Rezension

Äußerst düstere Dystopie

Das Lied des Propheten -

Das Lied des Propheten
von Paul Lynch

2023 hat Paul Lynch für seinen neuesten Roman den britischen Booker Prize gewonnen. Eine größere Auszeichnung kann ein Literat in Großbritannien nicht bekommen. Umso gespannter war ich auf diesen Roman, da ich den Autor bislang noch nicht kannte.

Der Roman stellt eine Dystopie dar, in der sich alles um den blinden Propheten Aidan dreht. Aidan findet sich in einer Welt wider, die stets grausam und erbarmungslos erscheint. Aidan selbst ist eine komplexe Figur, die zum einen durch Weisheit gekennzeichnet ist, aber darüber hinaus sehr zerbrochen wirkt. Eilish ist in diesem Roman die starke weibliche Hauptprotagonistin, die versucht, die heile Welt für ihre Familie aufrechtzuerhalten. Auch als ihr Mann Larry spurlos verschwindet, womöglich aufgrund der Geheimpolizei, muss sie für ihre vier Kinder stark bleiben.

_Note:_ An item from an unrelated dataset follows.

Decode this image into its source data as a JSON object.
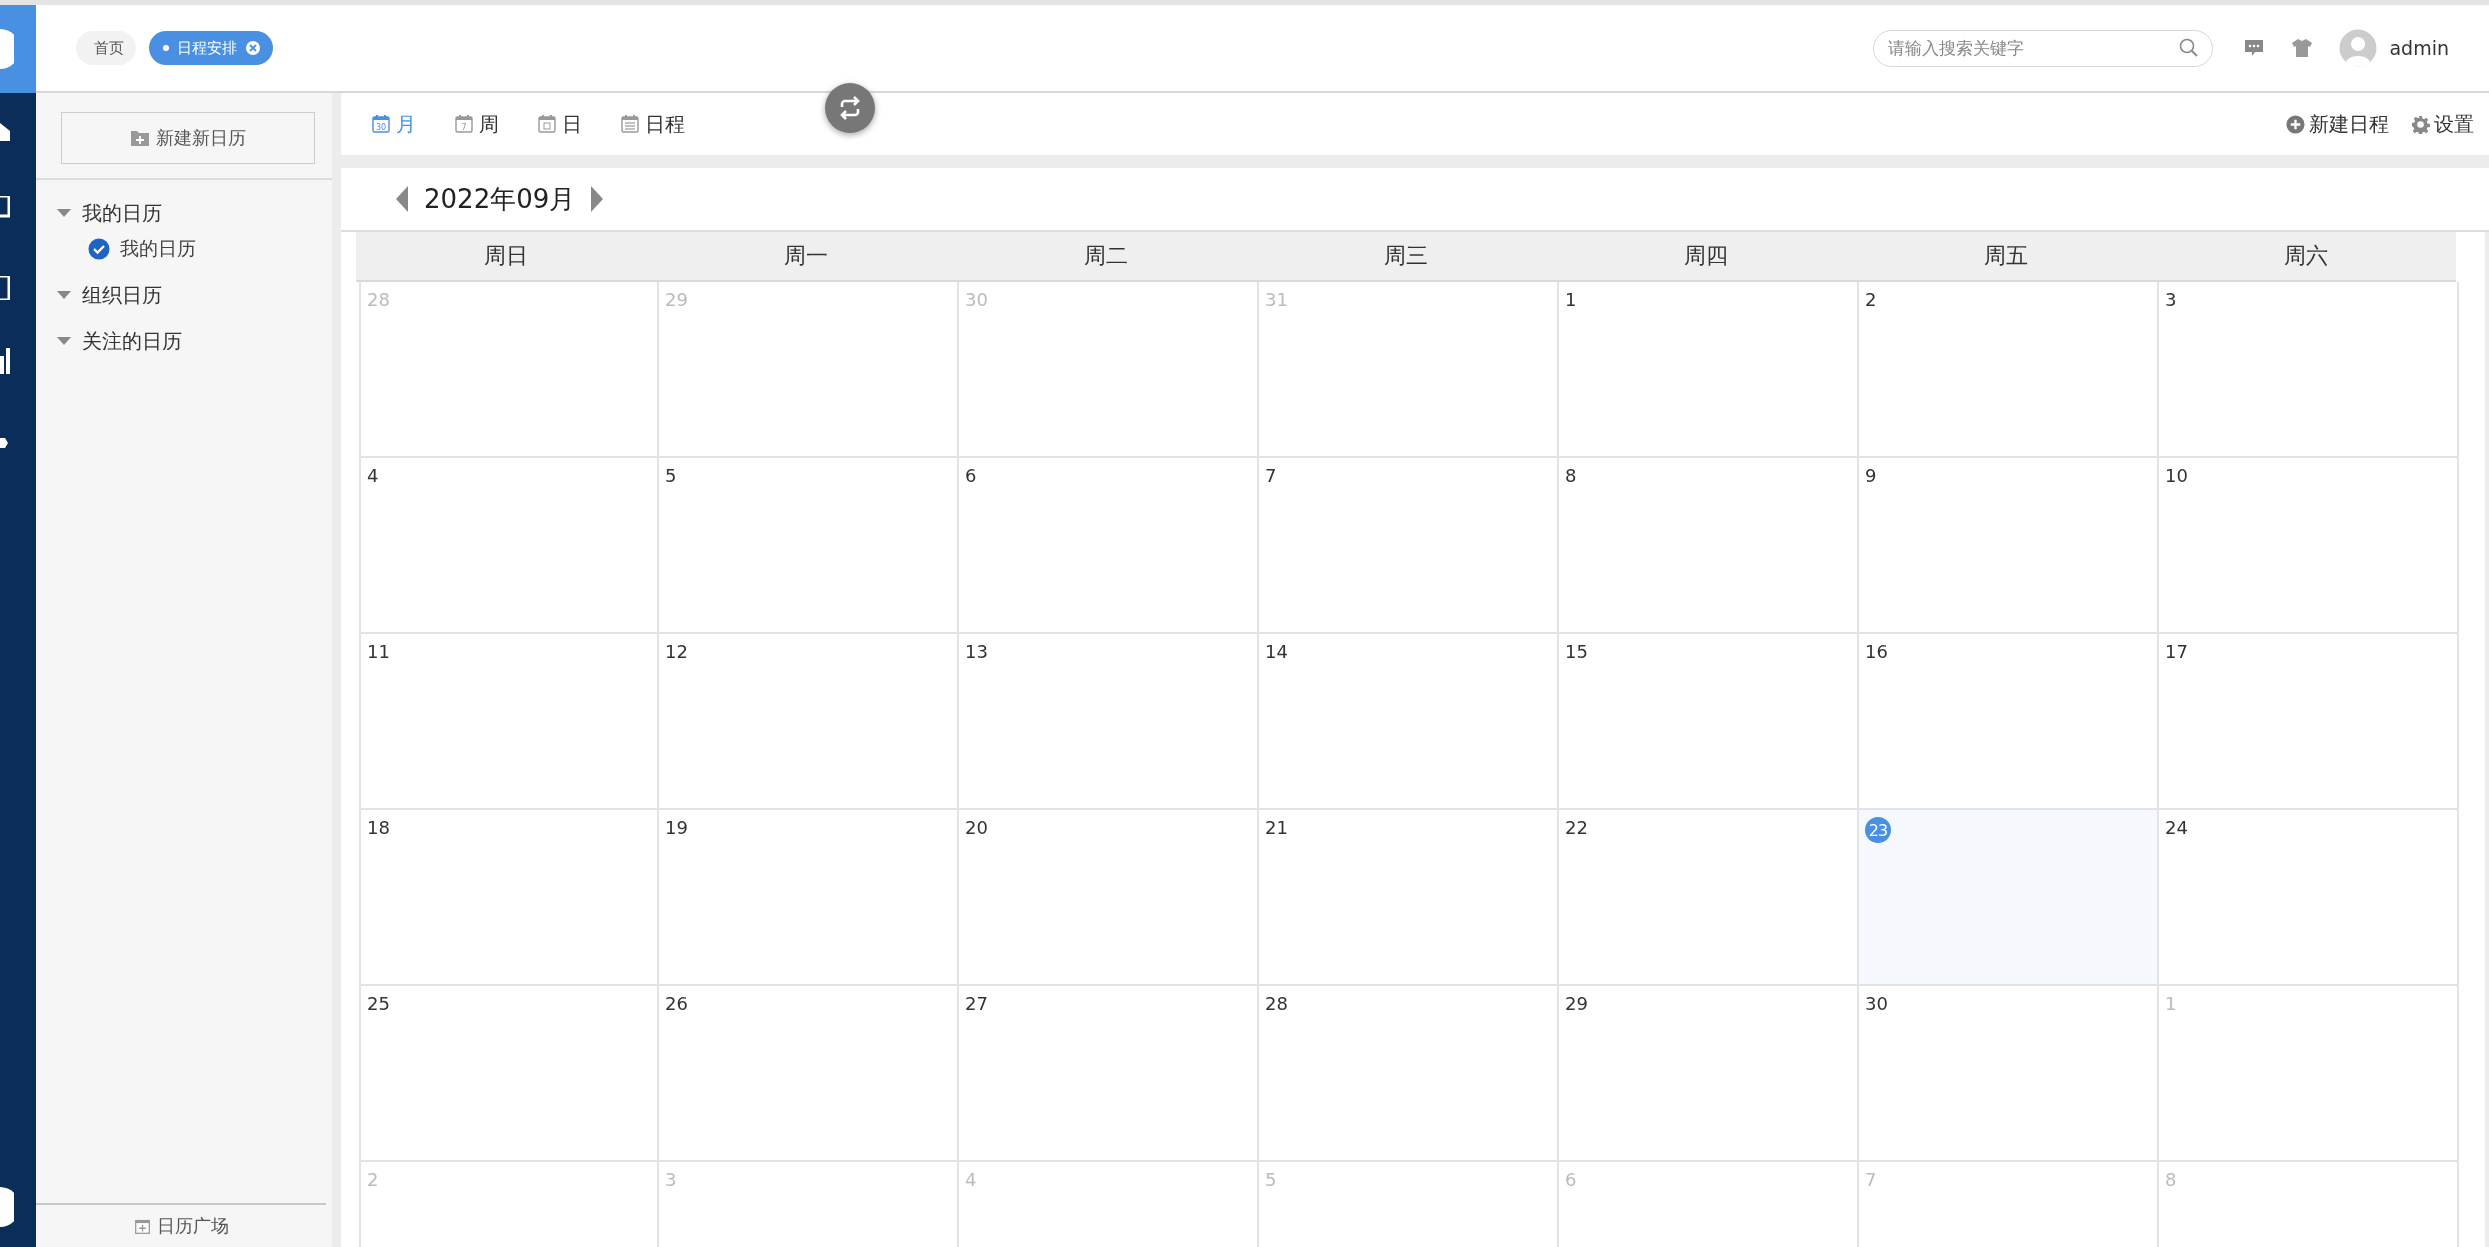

Das Buch spielt in Irland, könnte allerdings in jedem anderen europäischen Land spielen. Lynch fühlt sich im Setting seiner Heimat schriftstellerisch sicher.
Die Thematik könnte nicht aktueller sein. Politische Einflechtungen, kriegsähnliche Zustände, gesellschaftliche Werte, die unser zwischenmenschliches Dasein prägen sollen und vor allem die Gefahren, die lauern, wenn alles aus dem Ruder läuft, stehen hier im Mittelpunkt.

Lynch ist in diesem Roman sprachlich bildgewaltig und einzigartig anspruchsvoll. Nicht nur die bildliche Sprache ist einzigartig, sondern auch die lose Aneinanderreihung von Wortfetzen, die eine wörtliche Rede ersetzen, machen die Lektüre zunächst für den Leser sehr anstrengend. Nach einer Weile hat man sich an den Sprachstil gewöhnt, ist aber sicherlich nicht Jedermanns Sache.

Alles in allem eine anspruchsvolle Lektüre mit gesellschaftlich wichtigen Aspekten, die zum Nachdenken anregen.